Are technology controls managing your financial reporting and business risks?
With technology increasing in sophistication and complexity and becoming ever more critical to your business. To maintain assurance over the financial and operational risks you face and to meet your external audit responsibilities, a strong, effective IT Audit review is growing increasingly important.
We provide qualified expert resources to undertake IT Audits and data migrations, including expert guidance/recommendations on information risk management and requirements of the IT
IT Audit: Our IT audit specialists are trained to operate alongside our financial auditors to add value to BDO Audit Methodology. This includes a review over the IT General Controls (ITGCs), automated application & business processing controls, batch processing risks and BDO’s data analytics solutions (using tools such Qlik, IDEA, and SQL scripting). Our IT Audit typically includes:
- Access Management: we provide an evaluation of authentication and identity management controls, deployment of tools to assess segregation of duties across systems or databases and review of privilege users.
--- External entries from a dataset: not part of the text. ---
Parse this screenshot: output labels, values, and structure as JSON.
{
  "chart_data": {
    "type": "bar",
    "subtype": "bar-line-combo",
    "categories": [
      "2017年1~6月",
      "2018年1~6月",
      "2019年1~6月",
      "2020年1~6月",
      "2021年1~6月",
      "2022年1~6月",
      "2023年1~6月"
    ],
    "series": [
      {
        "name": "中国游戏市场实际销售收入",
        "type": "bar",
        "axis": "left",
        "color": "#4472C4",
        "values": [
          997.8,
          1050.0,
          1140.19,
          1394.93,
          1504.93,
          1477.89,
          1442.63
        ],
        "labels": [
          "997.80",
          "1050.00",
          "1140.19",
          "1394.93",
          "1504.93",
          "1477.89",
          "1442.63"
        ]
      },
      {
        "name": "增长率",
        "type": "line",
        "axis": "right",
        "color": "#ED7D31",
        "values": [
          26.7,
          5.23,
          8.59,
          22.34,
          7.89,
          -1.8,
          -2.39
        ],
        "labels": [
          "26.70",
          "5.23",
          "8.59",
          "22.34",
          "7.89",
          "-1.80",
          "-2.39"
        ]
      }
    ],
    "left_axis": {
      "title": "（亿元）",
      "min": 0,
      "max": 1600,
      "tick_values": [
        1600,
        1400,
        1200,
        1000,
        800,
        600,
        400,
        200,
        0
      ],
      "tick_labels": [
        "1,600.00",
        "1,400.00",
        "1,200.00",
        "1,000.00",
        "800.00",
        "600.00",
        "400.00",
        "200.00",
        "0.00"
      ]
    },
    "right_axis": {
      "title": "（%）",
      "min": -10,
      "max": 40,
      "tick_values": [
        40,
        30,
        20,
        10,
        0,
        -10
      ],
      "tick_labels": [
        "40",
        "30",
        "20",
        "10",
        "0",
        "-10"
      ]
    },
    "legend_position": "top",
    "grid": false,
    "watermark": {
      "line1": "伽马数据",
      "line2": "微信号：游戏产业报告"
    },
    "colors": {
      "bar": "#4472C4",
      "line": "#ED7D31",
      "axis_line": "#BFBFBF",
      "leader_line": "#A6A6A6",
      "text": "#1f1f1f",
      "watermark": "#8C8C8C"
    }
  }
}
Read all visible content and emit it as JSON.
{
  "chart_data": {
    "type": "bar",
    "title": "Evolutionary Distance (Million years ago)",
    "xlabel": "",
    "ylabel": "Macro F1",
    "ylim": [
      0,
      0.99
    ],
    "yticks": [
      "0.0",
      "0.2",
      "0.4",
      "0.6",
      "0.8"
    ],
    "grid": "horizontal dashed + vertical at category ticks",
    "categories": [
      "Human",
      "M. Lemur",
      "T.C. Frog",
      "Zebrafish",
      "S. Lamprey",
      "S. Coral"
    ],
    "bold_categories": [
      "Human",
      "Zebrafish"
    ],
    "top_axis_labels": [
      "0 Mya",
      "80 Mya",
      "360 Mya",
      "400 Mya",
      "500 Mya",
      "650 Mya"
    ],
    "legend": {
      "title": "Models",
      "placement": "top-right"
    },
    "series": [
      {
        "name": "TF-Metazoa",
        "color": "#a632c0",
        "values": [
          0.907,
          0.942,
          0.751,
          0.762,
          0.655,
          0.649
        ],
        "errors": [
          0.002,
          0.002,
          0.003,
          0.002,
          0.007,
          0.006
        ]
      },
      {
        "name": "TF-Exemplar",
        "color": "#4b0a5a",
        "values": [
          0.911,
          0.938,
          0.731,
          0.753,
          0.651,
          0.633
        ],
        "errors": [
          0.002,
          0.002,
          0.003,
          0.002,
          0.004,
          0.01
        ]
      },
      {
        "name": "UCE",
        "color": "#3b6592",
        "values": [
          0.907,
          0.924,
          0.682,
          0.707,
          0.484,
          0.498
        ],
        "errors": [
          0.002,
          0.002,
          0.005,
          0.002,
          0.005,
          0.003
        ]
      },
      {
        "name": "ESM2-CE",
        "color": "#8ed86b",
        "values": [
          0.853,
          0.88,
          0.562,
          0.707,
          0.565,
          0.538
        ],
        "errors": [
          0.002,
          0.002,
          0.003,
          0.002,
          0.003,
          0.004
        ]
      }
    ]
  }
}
- Project and Change Management: we provide an assessment of your technology strategy, the quality of the functional or technical specifications, stakeholder engagement, project governance, project planning, financial management, change management control process, data migration, testing plans, training approach, cut-over to ‘business as usual’ and management of 3rd parties. We tailor our IT audit or health-check to focus on the key challenges or risks facing the in scope IT application(s) or transformation programme.
- Application Level Risks: Our specialists in SAP, Oracle, Navision, SAGE and other systems can tailor specific reviews to cover user commissioning, evaluation of roles & permissions, automated controls or system embedded workflows, change management, interface management. We can deploy security tools and data analytics to aid the quality of the outputs.
- Computer Operations: Our specialists can assess the quality of your incident management process, disaster recovery plans, backup arrangements, testing and recovery approach.